L’Italia porterà gli occhiali affumicati per qualche anno, poi la cicatrice rossastra sopra e sotto la palpebra sparirà. Per affrettare, un colpo di pastello e di legislazione geniale. Intorno alla bocca che ha nome Piave vi fu gran fervore di lavoro.
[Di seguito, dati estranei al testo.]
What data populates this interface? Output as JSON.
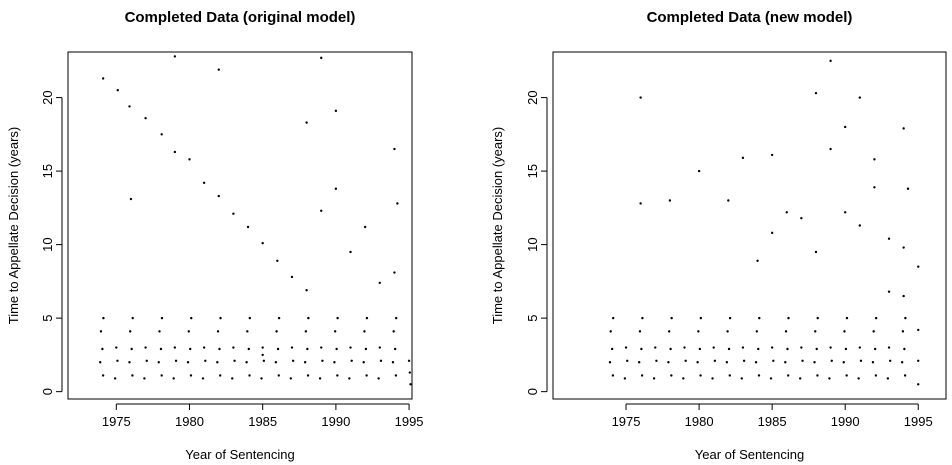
{
  "chart_data": [
    {
      "type": "scatter",
      "title": "Completed Data (original model)",
      "xlabel": "Year of Sentencing",
      "ylabel": "Time to Appellate Decision (years)",
      "color": "#000000",
      "xlim": [
        1971.7,
        1995.2
      ],
      "ylim": [
        -0.5,
        23.1
      ],
      "xticks": [
        1975,
        1980,
        1985,
        1990,
        1995
      ],
      "yticks": [
        0,
        5,
        10,
        15,
        20
      ],
      "x": [
        1974.1,
        1973.9,
        1974.05,
        1973.95,
        1974.12,
        1976.1,
        1975.9,
        1976.05,
        1975.95,
        1976.12,
        1978.1,
        1977.9,
        1978.05,
        1977.95,
        1978.12,
        1980.1,
        1979.9,
        1980.05,
        1979.95,
        1980.12,
        1982.1,
        1981.9,
        1982.05,
        1981.95,
        1982.12,
        1984.1,
        1983.9,
        1984.05,
        1983.95,
        1984.12,
        1986.1,
        1985.9,
        1986.05,
        1985.95,
        1986.12,
        1988.1,
        1987.9,
        1988.05,
        1987.95,
        1988.12,
        1990.1,
        1989.9,
        1990.05,
        1989.95,
        1990.12,
        1992.1,
        1991.9,
        1992.05,
        1991.95,
        1992.12,
        1994.1,
        1993.9,
        1994.05,
        1993.95,
        1994.12,
        1974.92,
        1975.08,
        1975,
        1976.92,
        1977.08,
        1977,
        1978.92,
        1979.08,
        1979,
        1980.92,
        1981.08,
        1981,
        1982.92,
        1983.08,
        1983,
        1984.92,
        1985.08,
        1985,
        1986.92,
        1987.08,
        1987,
        1988.92,
        1989.08,
        1989,
        1990.92,
        1991.08,
        1991,
        1992.92,
        1993.08,
        1993,
        1974.1,
        1975.1,
        1975.9,
        1977,
        1978.1,
        1979,
        1980,
        1981,
        1982,
        1983,
        1984,
        1985,
        1986,
        1987,
        1988,
        1989,
        1990,
        1991,
        1992,
        1993,
        1994,
        1994.2,
        1995,
        1995.1,
        1995.05,
        1979,
        1989,
        1982,
        1976,
        1985,
        1994,
        1990,
        1988
      ],
      "values": [
        1.1,
        2,
        2.9,
        4.1,
        5,
        1.1,
        2,
        2.9,
        4.1,
        5,
        1.1,
        2,
        2.9,
        4.1,
        5,
        1.1,
        2,
        2.9,
        4.1,
        5,
        1.1,
        2,
        2.9,
        4.1,
        5,
        1.1,
        2,
        2.9,
        4.1,
        5,
        1.1,
        2,
        2.9,
        4.1,
        5,
        1.1,
        2,
        2.9,
        4.1,
        5,
        1.1,
        2,
        2.9,
        4.1,
        5,
        1.1,
        2,
        2.9,
        4.1,
        5,
        1.1,
        2,
        2.9,
        4.1,
        5,
        0.9,
        2.1,
        3,
        0.9,
        2.1,
        3,
        0.9,
        2.1,
        3,
        0.9,
        2.1,
        3,
        0.9,
        2.1,
        3,
        0.9,
        2.1,
        3,
        0.9,
        2.1,
        3,
        0.9,
        2.1,
        3,
        0.9,
        2.1,
        3,
        0.9,
        2.1,
        3,
        21.3,
        20.5,
        19.4,
        18.6,
        17.5,
        16.3,
        15.8,
        14.2,
        13.3,
        12.1,
        11.2,
        10.1,
        8.9,
        7.8,
        6.9,
        12.3,
        13.8,
        9.5,
        11.2,
        7.4,
        16.5,
        12.8,
        2.1,
        0.5,
        1.3,
        22.8,
        22.7,
        21.9,
        13.1,
        2.5,
        8.1,
        19.1,
        18.3
      ]
    },
    {
      "type": "scatter",
      "title": "Completed Data (new model)",
      "xlabel": "Year of Sentencing",
      "ylabel": "Time to Appellate Decision (years)",
      "color": "#000000",
      "xlim": [
        1970,
        1996.9
      ],
      "ylim": [
        -0.5,
        23.1
      ],
      "xticks": [
        1975,
        1980,
        1985,
        1990,
        1995
      ],
      "yticks": [
        0,
        5,
        10,
        15,
        20
      ],
      "x": [
        1974.1,
        1973.9,
        1974.05,
        1973.95,
        1974.12,
        1976.1,
        1975.9,
        1976.05,
        1975.95,
        1976.12,
        1978.1,
        1977.9,
        1978.05,
        1977.95,
        1978.12,
        1980.1,
        1979.9,
        1980.05,
        1979.95,
        1980.12,
        1982.1,
        1981.9,
        1982.05,
        1981.95,
        1982.12,
        1984.1,
        1983.9,
        1984.05,
        1983.95,
        1984.12,
        1986.1,
        1985.9,
        1986.05,
        1985.95,
        1986.12,
        1988.1,
        1987.9,
        1988.05,
        1987.95,
        1988.12,
        1990.1,
        1989.9,
        1990.05,
        1989.95,
        1990.12,
        1992.1,
        1991.9,
        1992.05,
        1991.95,
        1992.12,
        1994.1,
        1993.9,
        1994.05,
        1993.95,
        1994.12,
        1974.92,
        1975.08,
        1975,
        1976.92,
        1977.08,
        1977,
        1978.92,
        1979.08,
        1979,
        1980.92,
        1981.08,
        1981,
        1982.92,
        1983.08,
        1983,
        1984.92,
        1985.08,
        1985,
        1986.92,
        1987.08,
        1987,
        1988.92,
        1989.08,
        1989,
        1990.92,
        1991.08,
        1991,
        1992.92,
        1993.08,
        1993,
        1976,
        1980,
        1983,
        1985,
        1988,
        1989,
        1990,
        1991,
        1992,
        1994,
        1994.3,
        1989,
        1990,
        1991,
        1992,
        1993,
        1994,
        1995,
        1987,
        1986,
        1985,
        1982,
        1978,
        1976,
        1984,
        1988,
        1993,
        1994,
        1995,
        1995,
        1995
      ],
      "values": [
        1.1,
        2,
        2.9,
        4.1,
        5,
        1.1,
        2,
        2.9,
        4.1,
        5,
        1.1,
        2,
        2.9,
        4.1,
        5,
        1.1,
        2,
        2.9,
        4.1,
        5,
        1.1,
        2,
        2.9,
        4.1,
        5,
        1.1,
        2,
        2.9,
        4.1,
        5,
        1.1,
        2,
        2.9,
        4.1,
        5,
        1.1,
        2,
        2.9,
        4.1,
        5,
        1.1,
        2,
        2.9,
        4.1,
        5,
        1.1,
        2,
        2.9,
        4.1,
        5,
        1.1,
        2,
        2.9,
        4.1,
        5,
        0.9,
        2.1,
        3,
        0.9,
        2.1,
        3,
        0.9,
        2.1,
        3,
        0.9,
        2.1,
        3,
        0.9,
        2.1,
        3,
        0.9,
        2.1,
        3,
        0.9,
        2.1,
        3,
        0.9,
        2.1,
        3,
        0.9,
        2.1,
        3,
        0.9,
        2.1,
        3,
        20,
        15,
        15.9,
        16.1,
        20.3,
        22.5,
        18,
        20,
        15.8,
        17.9,
        13.8,
        16.5,
        12.2,
        11.3,
        13.9,
        10.4,
        9.8,
        8.5,
        11.8,
        12.2,
        10.8,
        13,
        13,
        12.8,
        8.9,
        9.5,
        6.8,
        6.5,
        4.2,
        2.1,
        0.5
      ]
    }
  ]
}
Con un bombardamento sul labbro superiore, Caviglia massaggiatore esperto, incise e asportò triangoli di tessuto carnoso nel punto di congiunzione tra il labbro e il naso: Vittorio Veneto. Questo massaggio non soltanto restaurò, ma abbellì. Fu così aumentata la potenza espressiva della bocca Piave.
Tirammo a pulimento e riducemmo a forma rettilinea colline rincagnate. Colle mitragliatrici, fra poco, faremo abbondanti iniezioni per correggere le depressioni della linea frontale. Il piombo iniettato si trasformerà in tessuto connettivo. Livelleremo gli incavi e le depressioni morali del bel collo pieno di volontà. Tramuteremo il mento, un po’ molle, in mento pronunciato, volitivo audace insieme e piacevole. Ora la squadra ci aiuta cannoneggiando incisioni nelle regioni capellute sopra gli orecchi - golfi Adriatici.
Presto, presto, si spianino a cannonate le rughe frontali scavate dal dolore. Un colpo di lancetta qui, uno strofinamento di ruote là, e sarà compiuto il perfezionamento dei suoi connotati femminili. Voglio ridare al viso della mia Italia la tinta dei cieli di Sicilia. Già mi scivolano fra le mani gli aliti africani usi a fasciare i fianchi dell’Etna. Ho anche a mia disposizione questo morbido cielo, panno impregnato di soavità misteriose... Non sono forse io il padrone assoluto di questo universo diventato per me un prodigioso Istituto di bellezza? A 50 o 60 chilometri sulla mia destra posso prendere il mare, morbidissima spugna azzurra inzuppata di lozioni orientali. Ecco col mare-spugna azzurro cancello le lividure e le arsure del viso dell’Italia che riprende la freschezza saporosa della gioventù. Poi l’accarezzo con questo cielo di panno imbevuto d’Oriente illanguidito. Il viso si assopisce.
—Menghini, come va il motore?
—Senta, signor tenente; canta come un flauto. Tuvvvvvvvv Tuvvvvvv vrrrrrr vrrrrrrr.
Il motore aveva come me sete, sete, dopo tanta passione bruciante.
Fiuto la maestosa, freschissima bevanda saporosa d’azzurro: il Tagliamento! Se il ponte del Torrente Arzino è ancora in piedi saremo presto al Tagliamento. Presto, giù per le discese a zig-zag e nelle grandi S temerarie della strada, correva la mia 74 girando intorno alle colline sempre più aspre e rocciose che prendevano arie di montagne imprevedute con roccioni strapiombanti, svolte, svolte, e svolte.
Ad una spasmodica velocità, come il sangue corre nelle vene, correvamo nelle vene dell’Italia, su e giù per i suoi muscoli saldi. Era fuori di noi l’Italia, ed era anche nella blindata, addormentata fra le mie braccia, col suo placido respiro melodioso. Tuvvvvv Tuvvvv....
XXIV.
UN PARTO IN BLINDATA
In volata coi bersaglieri ciclisti che corrono a destra e a sinistra delle blindate sentiamo tutti che s’avvicina per noi l’ora di un urto violentissimo col nemico. Sentiamo che sull’Arzino e sul Tagliamento gli Austriaci ci sbarreranno la strada di Stazione per la Carnia, tentando così di impedire la cattura d’un’armata di circa 50.000 uomini e relativo carreggio cavalli e bestiame in marcia da Gemona verso il corridoio di Chiusaforte e Tarvis.